Agora esperemos que o sistema não se baseei no accuweather


----------



## ijv (24 Abr 2011 às 20:32)

Vai ser mais uma aplicação aqui para o meu iphone, venha ela


----------



## Knyght (24 Abr 2011 às 21:00)

Foreca é muito bom, quem quiser que vaia experimentando


----------



## ]ToRnAdO[ (2 Mai 2011 às 22:17)

Boas,

O que eu queria mesmo era o doppler do IM a funcionar no telemovel... isso sim seria uma mais valia para as caçadas.

Tal como no States. Mas não só para IPhones e tretas do generos, mas tambem para todos os telemoveis tacteis!! como Samsung C3300 entre outros modelos mais fracos dos chamados SmartPhones!!


----------



## HotSpot (2 Mai 2011 às 23:37)

]ToRnAdO[;277665 disse:
			
		

> Boas,
> 
> O que eu queria mesmo era o doppler do IM a funcionar no telemovel... isso sim seria uma mais valia para as caçadas.
> 
> Tal como no States.
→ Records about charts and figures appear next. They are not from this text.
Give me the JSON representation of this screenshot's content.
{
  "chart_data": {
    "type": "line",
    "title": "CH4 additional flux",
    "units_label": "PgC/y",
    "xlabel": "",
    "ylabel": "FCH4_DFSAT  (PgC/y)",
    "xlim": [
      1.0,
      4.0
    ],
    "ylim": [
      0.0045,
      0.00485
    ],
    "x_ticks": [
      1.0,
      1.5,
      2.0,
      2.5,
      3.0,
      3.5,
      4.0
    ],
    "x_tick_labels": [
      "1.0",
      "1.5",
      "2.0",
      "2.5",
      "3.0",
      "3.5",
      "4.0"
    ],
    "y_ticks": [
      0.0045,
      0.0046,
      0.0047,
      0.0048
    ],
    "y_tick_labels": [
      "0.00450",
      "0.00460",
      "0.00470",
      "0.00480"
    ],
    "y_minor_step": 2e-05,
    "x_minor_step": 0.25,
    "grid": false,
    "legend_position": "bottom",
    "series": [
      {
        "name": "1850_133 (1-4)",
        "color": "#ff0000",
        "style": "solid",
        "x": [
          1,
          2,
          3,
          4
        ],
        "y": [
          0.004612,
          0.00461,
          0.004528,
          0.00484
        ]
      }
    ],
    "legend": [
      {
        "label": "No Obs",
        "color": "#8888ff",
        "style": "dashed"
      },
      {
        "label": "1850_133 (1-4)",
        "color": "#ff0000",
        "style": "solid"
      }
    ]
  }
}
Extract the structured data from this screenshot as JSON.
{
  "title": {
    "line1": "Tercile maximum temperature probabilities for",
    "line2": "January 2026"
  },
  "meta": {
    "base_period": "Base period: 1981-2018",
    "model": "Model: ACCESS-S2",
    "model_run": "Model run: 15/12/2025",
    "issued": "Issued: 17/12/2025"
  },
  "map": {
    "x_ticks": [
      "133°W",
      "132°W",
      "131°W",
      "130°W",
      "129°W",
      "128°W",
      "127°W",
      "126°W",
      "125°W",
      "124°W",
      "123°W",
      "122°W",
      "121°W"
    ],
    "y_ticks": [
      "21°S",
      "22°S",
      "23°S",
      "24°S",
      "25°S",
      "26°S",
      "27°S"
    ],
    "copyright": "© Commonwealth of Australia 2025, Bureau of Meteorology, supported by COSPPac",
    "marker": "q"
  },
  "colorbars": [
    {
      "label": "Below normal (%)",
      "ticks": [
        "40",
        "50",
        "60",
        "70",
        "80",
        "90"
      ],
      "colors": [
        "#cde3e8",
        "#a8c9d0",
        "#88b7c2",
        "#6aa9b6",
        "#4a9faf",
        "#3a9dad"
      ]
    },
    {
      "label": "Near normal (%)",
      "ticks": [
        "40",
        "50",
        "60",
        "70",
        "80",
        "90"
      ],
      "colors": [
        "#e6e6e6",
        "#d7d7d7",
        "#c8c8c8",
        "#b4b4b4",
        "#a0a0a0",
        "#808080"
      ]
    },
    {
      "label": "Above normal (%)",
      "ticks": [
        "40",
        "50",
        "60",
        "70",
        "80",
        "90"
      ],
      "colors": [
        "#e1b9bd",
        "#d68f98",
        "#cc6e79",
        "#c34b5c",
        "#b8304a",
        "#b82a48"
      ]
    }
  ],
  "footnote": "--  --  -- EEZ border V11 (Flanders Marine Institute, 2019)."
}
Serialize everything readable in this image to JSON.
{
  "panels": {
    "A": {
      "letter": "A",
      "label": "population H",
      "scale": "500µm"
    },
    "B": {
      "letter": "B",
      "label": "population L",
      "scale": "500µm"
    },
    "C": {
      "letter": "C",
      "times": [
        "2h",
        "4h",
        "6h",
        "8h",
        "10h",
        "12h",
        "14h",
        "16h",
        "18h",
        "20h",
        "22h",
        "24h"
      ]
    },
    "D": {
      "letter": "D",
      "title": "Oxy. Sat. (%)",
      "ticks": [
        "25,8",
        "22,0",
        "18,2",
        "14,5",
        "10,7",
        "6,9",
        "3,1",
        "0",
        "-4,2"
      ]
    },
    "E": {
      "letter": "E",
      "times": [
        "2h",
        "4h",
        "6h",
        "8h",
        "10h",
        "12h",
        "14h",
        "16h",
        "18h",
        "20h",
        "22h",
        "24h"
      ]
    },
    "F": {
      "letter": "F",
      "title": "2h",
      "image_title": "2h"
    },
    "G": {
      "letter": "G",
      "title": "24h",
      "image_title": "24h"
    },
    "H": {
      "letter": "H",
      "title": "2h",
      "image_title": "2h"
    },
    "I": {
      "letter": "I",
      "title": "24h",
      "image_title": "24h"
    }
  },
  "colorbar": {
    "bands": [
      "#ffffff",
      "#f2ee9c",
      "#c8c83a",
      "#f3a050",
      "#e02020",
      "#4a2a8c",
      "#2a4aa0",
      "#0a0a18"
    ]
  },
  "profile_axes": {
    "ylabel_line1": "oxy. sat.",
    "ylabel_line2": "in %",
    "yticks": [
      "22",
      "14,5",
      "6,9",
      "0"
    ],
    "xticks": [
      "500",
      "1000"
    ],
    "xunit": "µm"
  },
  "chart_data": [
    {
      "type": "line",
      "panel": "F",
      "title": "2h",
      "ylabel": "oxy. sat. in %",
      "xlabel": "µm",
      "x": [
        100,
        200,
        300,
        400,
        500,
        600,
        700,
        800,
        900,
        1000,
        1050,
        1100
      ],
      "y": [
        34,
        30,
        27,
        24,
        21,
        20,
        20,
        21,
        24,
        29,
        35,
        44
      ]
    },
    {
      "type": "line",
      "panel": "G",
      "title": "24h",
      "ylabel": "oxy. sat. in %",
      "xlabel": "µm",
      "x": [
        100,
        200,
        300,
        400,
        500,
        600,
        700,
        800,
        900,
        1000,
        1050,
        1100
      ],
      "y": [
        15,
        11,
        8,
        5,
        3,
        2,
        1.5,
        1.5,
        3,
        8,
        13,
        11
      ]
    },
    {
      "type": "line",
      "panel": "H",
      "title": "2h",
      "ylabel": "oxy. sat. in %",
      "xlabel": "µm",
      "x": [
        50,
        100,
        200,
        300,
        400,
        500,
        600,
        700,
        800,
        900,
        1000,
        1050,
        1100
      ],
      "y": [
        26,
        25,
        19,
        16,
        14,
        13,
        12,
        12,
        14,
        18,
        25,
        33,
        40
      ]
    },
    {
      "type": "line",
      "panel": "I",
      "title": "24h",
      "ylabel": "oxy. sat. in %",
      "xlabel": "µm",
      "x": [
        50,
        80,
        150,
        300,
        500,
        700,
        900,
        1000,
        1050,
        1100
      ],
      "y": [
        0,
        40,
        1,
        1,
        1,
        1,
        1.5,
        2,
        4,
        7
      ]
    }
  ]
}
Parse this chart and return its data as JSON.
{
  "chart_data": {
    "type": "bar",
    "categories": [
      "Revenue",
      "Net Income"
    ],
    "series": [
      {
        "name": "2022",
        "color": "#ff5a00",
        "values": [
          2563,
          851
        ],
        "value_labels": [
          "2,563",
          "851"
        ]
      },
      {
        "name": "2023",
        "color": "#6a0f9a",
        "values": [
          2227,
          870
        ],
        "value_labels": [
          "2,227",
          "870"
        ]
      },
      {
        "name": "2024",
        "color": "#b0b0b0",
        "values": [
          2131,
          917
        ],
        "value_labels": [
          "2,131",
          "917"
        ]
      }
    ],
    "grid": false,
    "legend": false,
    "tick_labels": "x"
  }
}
Mas não só para IPhones e tretas do generos, mas tambem para todos os telemoveis tacteis!! como Samsung C3300 entre outros modelos mais fracos dos chamados SmartPhones!!



Quem não tem cão, caça com gato:

http://www.meteomoita.com/index.php/radar-de-precipitacao
http://m.meteomoita.com/m_radar.php
http://www.meteomoita.com/radar/radar.jpg


----------